Activation - We show that the two main sources of body-wide immune activation that cause HIV disease progression stimulate different cell types. Both HIV-RNA and bacterial translocation contribute to the overall immune activation, but HIV-RNA mainly causes activation of CD8+ T-cells, while CD4+ T-cell activation seems primarily caused by bacterial translocation. We also investigated whether very early tempory treatment of HIV infection could prevent chronic immune activation.
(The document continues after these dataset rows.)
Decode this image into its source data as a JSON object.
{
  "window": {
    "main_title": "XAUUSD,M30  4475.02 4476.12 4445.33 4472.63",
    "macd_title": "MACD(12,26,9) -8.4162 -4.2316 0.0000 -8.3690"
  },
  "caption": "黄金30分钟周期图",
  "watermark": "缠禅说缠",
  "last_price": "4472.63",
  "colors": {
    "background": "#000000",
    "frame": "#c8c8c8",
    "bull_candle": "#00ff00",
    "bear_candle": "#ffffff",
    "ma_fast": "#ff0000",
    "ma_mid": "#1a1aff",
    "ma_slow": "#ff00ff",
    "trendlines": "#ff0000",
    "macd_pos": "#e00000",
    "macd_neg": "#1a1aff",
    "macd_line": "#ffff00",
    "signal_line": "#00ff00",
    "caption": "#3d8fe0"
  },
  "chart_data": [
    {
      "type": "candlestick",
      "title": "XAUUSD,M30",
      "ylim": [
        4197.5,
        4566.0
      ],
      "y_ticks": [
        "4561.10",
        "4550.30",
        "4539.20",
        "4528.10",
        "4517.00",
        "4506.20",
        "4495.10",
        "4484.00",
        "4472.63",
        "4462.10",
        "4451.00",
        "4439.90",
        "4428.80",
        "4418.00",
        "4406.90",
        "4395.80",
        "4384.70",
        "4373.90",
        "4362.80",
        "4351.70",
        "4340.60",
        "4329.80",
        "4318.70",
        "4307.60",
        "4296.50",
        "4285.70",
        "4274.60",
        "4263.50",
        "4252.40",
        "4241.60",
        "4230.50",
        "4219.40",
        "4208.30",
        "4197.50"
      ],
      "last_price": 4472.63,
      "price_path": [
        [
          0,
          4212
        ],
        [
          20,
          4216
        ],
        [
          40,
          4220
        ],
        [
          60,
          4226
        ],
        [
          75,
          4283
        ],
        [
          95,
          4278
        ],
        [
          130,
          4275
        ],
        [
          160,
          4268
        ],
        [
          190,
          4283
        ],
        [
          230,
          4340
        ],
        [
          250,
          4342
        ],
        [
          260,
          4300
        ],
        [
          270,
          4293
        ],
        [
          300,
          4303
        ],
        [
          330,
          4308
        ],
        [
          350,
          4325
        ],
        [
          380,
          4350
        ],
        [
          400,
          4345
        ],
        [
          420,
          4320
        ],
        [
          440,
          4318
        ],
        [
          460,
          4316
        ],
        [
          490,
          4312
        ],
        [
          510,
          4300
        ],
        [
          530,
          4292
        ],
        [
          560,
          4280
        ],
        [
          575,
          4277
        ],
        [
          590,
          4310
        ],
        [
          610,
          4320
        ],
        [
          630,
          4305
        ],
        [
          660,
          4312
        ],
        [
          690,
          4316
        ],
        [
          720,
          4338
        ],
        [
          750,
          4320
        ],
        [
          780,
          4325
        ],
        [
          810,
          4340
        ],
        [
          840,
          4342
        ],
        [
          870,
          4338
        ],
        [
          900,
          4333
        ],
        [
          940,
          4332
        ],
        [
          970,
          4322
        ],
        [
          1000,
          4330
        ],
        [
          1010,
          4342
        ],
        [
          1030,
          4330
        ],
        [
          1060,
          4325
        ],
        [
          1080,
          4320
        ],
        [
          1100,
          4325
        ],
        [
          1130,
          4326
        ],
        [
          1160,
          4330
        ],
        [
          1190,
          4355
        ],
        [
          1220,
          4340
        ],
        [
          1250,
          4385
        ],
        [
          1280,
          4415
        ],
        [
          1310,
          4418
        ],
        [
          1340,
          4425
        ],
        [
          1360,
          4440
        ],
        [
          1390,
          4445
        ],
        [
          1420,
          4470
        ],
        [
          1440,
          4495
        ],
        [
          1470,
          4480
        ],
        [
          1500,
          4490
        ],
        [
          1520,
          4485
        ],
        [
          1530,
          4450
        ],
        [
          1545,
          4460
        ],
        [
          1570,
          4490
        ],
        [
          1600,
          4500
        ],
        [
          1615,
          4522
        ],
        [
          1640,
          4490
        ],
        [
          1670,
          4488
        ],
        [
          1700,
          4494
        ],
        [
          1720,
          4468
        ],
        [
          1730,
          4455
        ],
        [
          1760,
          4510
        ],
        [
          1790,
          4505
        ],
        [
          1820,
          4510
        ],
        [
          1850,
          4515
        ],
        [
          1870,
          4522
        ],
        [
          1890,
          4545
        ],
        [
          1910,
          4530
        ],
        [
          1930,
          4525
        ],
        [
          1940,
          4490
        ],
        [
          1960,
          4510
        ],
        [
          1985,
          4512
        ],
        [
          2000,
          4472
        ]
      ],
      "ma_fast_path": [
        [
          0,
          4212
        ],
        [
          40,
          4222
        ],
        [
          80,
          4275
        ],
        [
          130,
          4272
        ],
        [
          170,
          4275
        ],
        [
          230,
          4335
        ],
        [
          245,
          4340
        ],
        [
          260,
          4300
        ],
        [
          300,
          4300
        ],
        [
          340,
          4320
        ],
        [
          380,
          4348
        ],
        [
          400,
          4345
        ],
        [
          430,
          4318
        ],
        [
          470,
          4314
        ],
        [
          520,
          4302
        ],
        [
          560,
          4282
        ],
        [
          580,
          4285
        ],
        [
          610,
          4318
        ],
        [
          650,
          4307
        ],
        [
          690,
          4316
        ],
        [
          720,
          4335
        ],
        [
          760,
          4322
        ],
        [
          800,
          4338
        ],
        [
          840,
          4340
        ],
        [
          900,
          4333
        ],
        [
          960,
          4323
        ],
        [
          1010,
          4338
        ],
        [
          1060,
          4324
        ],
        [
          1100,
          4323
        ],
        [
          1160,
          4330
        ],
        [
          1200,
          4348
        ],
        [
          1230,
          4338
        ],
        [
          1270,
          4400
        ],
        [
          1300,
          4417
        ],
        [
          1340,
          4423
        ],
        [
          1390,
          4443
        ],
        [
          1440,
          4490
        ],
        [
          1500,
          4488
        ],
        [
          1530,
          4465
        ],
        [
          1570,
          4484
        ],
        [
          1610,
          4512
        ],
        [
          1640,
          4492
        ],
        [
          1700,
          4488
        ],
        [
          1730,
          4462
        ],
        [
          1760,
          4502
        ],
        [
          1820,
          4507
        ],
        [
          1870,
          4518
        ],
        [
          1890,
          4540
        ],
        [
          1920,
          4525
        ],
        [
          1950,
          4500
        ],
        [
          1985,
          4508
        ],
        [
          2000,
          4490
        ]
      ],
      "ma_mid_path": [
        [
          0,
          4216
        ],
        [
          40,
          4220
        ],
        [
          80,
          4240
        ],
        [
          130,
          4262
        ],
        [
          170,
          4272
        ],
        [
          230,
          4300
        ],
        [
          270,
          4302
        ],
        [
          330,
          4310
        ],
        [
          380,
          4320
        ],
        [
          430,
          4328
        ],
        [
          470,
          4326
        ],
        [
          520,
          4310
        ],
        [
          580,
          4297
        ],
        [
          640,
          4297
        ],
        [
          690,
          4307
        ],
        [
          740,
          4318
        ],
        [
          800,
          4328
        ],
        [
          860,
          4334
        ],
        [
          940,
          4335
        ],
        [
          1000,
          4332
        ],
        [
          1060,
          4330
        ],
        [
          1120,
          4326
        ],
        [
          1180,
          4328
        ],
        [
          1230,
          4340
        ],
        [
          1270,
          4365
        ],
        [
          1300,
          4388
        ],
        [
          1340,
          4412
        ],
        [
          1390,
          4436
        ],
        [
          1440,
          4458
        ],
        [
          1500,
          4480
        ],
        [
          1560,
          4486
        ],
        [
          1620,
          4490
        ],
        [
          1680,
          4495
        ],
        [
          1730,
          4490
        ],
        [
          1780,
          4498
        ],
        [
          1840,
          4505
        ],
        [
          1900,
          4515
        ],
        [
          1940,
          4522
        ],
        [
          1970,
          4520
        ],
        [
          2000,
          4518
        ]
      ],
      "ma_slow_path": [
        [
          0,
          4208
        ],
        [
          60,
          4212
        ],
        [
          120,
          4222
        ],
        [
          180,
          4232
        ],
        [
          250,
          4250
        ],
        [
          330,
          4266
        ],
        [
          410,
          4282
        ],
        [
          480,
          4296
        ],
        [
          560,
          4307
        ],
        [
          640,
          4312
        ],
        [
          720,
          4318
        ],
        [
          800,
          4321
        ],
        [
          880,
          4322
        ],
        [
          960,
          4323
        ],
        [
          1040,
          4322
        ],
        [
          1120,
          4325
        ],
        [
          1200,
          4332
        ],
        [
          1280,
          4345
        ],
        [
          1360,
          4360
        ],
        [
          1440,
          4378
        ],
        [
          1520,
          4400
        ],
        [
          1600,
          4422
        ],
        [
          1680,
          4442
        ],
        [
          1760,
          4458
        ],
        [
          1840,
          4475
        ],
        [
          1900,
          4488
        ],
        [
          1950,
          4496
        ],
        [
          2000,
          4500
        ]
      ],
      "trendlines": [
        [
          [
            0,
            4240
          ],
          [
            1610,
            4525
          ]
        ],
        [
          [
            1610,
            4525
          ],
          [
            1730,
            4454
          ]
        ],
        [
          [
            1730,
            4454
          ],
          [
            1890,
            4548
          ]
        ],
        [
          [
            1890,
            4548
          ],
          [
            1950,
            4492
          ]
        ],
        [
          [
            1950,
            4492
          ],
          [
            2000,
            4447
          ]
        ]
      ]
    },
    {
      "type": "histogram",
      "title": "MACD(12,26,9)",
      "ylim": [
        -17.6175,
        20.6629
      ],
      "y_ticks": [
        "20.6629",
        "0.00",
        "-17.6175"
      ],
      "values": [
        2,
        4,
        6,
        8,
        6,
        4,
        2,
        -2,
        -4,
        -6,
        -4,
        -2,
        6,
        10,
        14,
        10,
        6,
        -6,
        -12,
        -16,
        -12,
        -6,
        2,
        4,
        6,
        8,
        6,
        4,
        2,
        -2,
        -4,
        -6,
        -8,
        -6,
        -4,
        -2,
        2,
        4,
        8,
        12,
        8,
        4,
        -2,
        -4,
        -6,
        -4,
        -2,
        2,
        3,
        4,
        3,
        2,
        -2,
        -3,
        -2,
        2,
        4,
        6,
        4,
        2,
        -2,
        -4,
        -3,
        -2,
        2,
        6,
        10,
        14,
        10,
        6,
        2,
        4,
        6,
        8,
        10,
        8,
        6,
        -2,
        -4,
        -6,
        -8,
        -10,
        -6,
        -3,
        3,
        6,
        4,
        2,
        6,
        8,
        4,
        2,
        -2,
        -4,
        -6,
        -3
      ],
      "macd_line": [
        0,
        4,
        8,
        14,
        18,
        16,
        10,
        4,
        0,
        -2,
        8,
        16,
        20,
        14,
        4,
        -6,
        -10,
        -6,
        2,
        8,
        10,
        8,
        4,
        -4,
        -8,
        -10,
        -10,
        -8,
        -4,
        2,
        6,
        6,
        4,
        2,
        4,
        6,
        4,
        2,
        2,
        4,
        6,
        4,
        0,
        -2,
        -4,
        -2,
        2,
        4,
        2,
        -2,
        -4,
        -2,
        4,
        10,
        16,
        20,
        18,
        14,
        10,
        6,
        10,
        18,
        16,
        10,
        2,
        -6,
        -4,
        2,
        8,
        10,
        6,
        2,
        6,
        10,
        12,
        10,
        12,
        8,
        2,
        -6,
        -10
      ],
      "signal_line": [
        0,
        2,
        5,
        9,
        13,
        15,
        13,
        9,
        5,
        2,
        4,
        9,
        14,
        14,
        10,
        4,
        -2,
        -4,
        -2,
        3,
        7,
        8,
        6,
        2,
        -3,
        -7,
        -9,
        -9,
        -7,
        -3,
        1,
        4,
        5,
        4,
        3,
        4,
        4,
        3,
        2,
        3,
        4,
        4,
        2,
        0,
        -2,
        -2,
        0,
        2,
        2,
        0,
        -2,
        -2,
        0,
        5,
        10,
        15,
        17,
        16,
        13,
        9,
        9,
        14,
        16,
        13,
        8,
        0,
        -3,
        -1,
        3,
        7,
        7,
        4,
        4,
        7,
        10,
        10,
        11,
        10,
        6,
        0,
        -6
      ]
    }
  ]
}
Despite a better prognosis of the early treated HIV-infected individuals, we found that early temporary therapy did not lead to reduced levels of immune activation after stop of treatment.
Protective T-cell responses – Although cytotoxic T-cell responses are widely held responsible for the control of HIV infection, CD8+ T-cell depletion in monkeys was shown to have no impact on the lifespan of infected cells producing virus. We hypothesized that because CTL responses that prevent HIV disease progression occur only in a small number of HIV-infected individuals, the effect of those protective CTL responses on the life span of HIV-infected cells may easily go unnoticed. To our surprise we found that even the most protective CTL responses do not shorten the life span of productively infected cells in vivo. For the development of a vaccine, we must therefore likely focus on T cells that recognize HIV-infected cells before they start to produce new viral particles, or on CD8+ T cells that act in a non-cytolytic way. When we studied the characteristics of the most protective CD8+ T cells in HIV-infected individuals, namely those that interact with one of the protective HLA molecules HLA-B27 or B57, we found that these T cells provide protection via completely different mechanisms, making it even more difficult to identify the characteristics of a protective CD8+ T-cell response.
The current challenge is to translate the fundamental steps that have been taken in identifying the sources of immune activation and the parameters of protective T-cell responses in HIV infection into better therapies that effectively reduce immune activation and lead to a working T-cell vaccine.